Second, "the inflation target should have a degree of flexibility".
Lowe explained "this is not to say that the target itself should be flexible; this would diminish its usefulness in providing a medium-term anchor. Rather, some variation in inflation from year to year is acceptable and indeed unavoidable.
"How much variation is too much is difficult to know, but the variation should not be so large that it generates doubt about the commitment of the central bank to achieving the target over time."
Third, "the inflation target needs to be accompanied by a high level of accountability and transparency," he said, which may mean more speeches in the diary for himself and deputy Guy Debelle.
Or the whole night to themselves on the ABC's Q&A or Network Ten's The Project, better fare than questions from financial markets economists, the sponsors of yesterday's lunch.
The PR will riff on Lowe's own summary of his new message.
"If the inflation target is operated flexibly and is nested within the broader objective of welfare maximisation, the central bank has a degree of discretion," the RBA governor said.
"It is important that when exercising this discretion, the central bank is transparent. Problems can arise if the community doesn't understand the central bank's actions, or if they see it as acting unpredictably or inconsistently with its mandate.
"This means you should expect us to explain what we are doing, why we are doing it and how we are balancing the various trade-offs."
On Tom Elliott on 3AW on a Friday at 5pm, right before Tom checks in with his dad for the old man's weekly ramble around the news. (Yes, John, now 78, of Elders IXL fame is still kicking on).
The fourth plank, demoted in the Banking Day retelling from Lowe's top billing, is that the inflation target should establish "a clear and credible medium-term nominal anchor for the economy."
Or practical price stability, as Lowe's forerunner Bernie Fraser called it in 1993.
Lowe conceded that "most people can cope with some variation in the inflation rate from year to year. But dealing with uncertainty about what inflation is likely to average over the medium term is more difficult.
"Inflation targeting plays an important role in reducing that uncertainty by providing a strong nominal anchor."
Philip Lowe will have disappointed anyone hoping an "underemployment rate target" or similar might have been elevated to equal standing by the RBA board.
Lowe's own recent speeches have emphasised full employment in a manner that marks him out from so many other RBA governors fighting fires from the days of stagflation and the 1980s boom and bust.
Recent employment growth, Lowe reminded everyone, "has been much stronger than expected and the participation rate has risen by 1½ percentage points, which is a large change over a fairly short period.

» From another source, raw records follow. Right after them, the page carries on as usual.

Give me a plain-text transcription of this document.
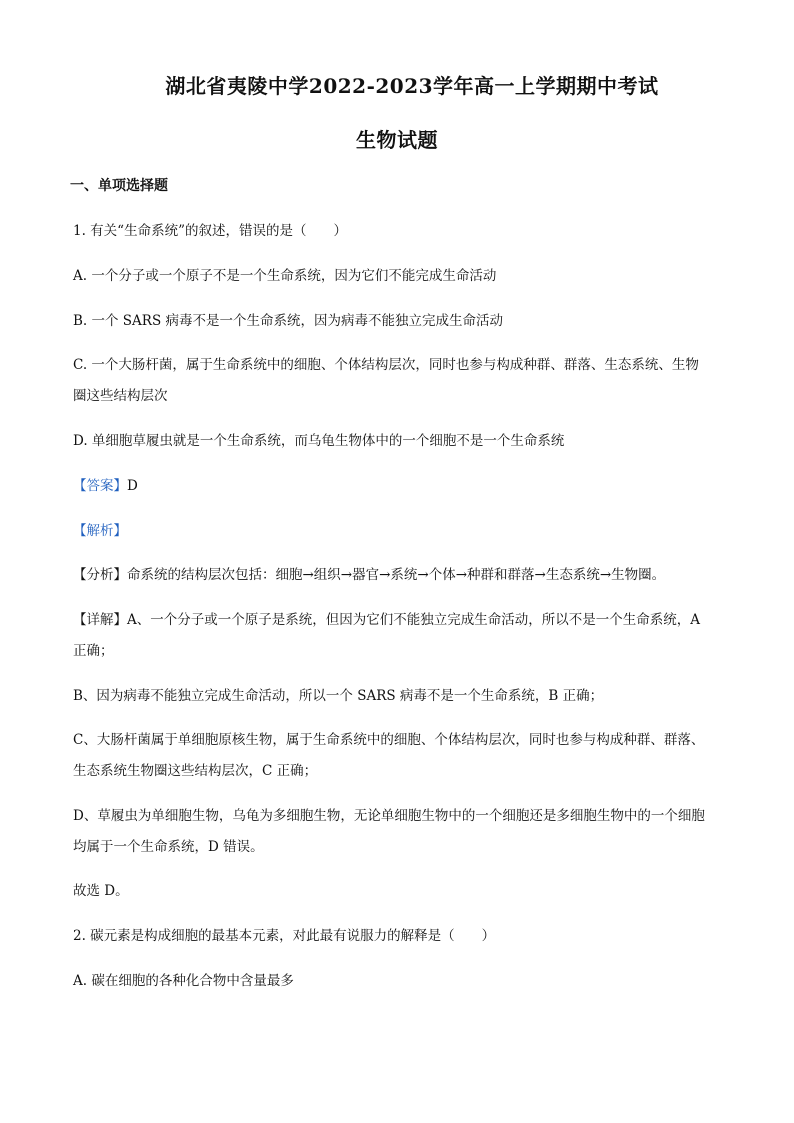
湖北省夷陵中学2022-2023学年高一上学期期中考试
生物试题
一、单项选择题
1. 有关“生命系统”的叙述，错误的是（　　）
A. 一个分子或一个原子不是一个生命系统，因为它们不能完成生命活动
B. 一个 SARS 病毒不是一个生命系统，因为病毒不能独立完成生命活动
C. 一个大肠杆菌，属于生命系统中的细胞、个体结构层次，同时也参与构成种群、群落、生态系统、生物
圈这些结构层次
D. 单细胞草履虫就是一个生命系统，而乌龟生物体中的一个细胞不是一个生命系统
【答案】D
【解析】
【分析】命系统的结构层次包括：细胞→组织→器官→系统→个体→种群和群落→生态系统→生物圈。
【详解】A、一个分子或一个原子是系统，但因为它们不能独立完成生命活动，所以不是一个生命系统，A
正确；
B、因为病毒不能独立完成生命活动，所以一个 SARS 病毒不是一个生命系统，B 正确；
C、大肠杆菌属于单细胞原核生物，属于生命系统中的细胞、个体结构层次，同时也参与构成种群、群落、
生态系统生物圈这些结构层次，C 正确；
D、草履虫为单细胞生物，乌龟为多细胞生物，无论单细胞生物中的一个细胞还是多细胞生物中的一个细胞
均属于一个生命系统，D 错误。
故选 D。
2. 碳元素是构成细胞的最基本元素，对此最有说服力的解释是（　　）
A. 碳在细胞的各种化合物中含量最多
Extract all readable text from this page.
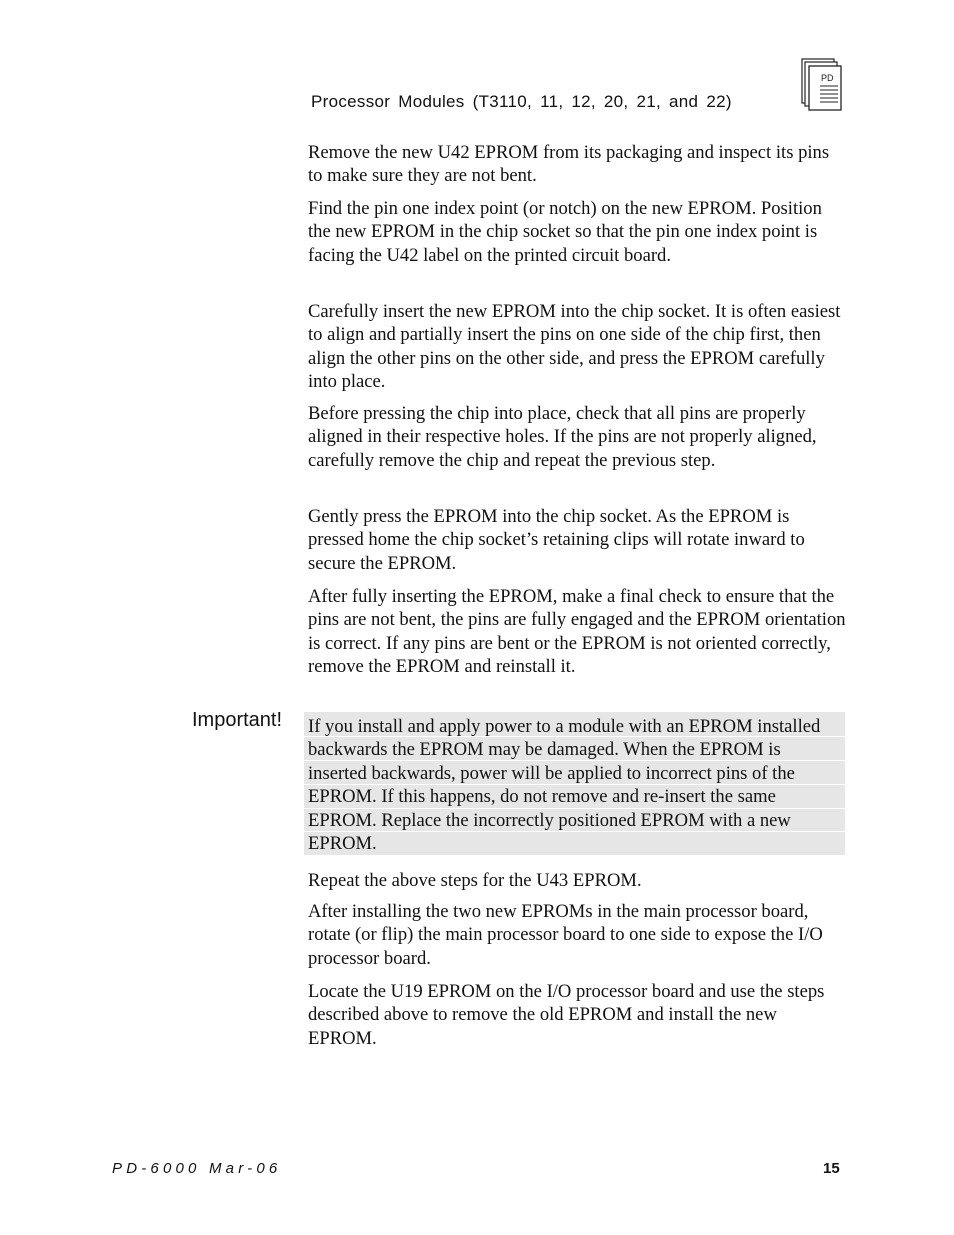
Processor Modules (T3110, 11, 12, 20, 21, and 22)
PD
Remove the new U42 EPROM from its packaging and inspect its pins to make sure they are not bent.
Find the pin one index point (or notch) on the new EPROM. Position the new EPROM in the chip socket so that the pin one index point is facing the U42 label on the printed circuit board.
Carefully insert the new EPROM into the chip socket. It is often easiest to align and partially insert the pins on one side of the chip first, then align the other pins on the other side, and press the EPROM carefully into place.
Before pressing the chip into place, check that all pins are properly aligned in their respective holes. If the pins are not properly aligned, carefully remove the chip and repeat the previous step.
Gently press the EPROM into the chip socket. As the EPROM is pressed home the chip socket’s retaining clips will rotate inward to secure the EPROM.
After fully inserting the EPROM, make a final check to ensure that the pins are not bent, the pins are fully engaged and the EPROM orientation is correct. If any pins are bent or the EPROM is not oriented correctly, remove the EPROM and reinstall it.
Important! If you install and apply power to a module with an EPROM installed backwards the EPROM may be damaged. When the EPROM is inserted backwards, power will be applied to incorrect pins of the EPROM. If this happens, do not remove and re-insert the same EPROM. Replace the incorrectly positioned EPROM with a new EPROM.
Repeat the above steps for the U43 EPROM.
After installing the two new EPROMs in the main processor board, rotate (or flip) the main processor board to one side to expose the I/O processor board.
Locate the U19 EPROM on the I/O processor board and use the steps described above to remove the old EPROM and install the new EPROM.
PD-6000 Mar-06	15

"Put simply, the strong demand for labour has been met by more labour supply.
"This flexibility of labour supply is a positive development and has meant that strong employment growth has not tested the economy's supply capacity.
"More demand for workers has been met with more labour supply. This has contributed to the subdued wage outcomes over recent times, which in turn has contributed to the low inflation outcomes."
And how many years of a cash rate at or below 1 per cent will it be that banks have to manage and savers have to deal with before a wages breakout takes us all back towards the good old days? Many.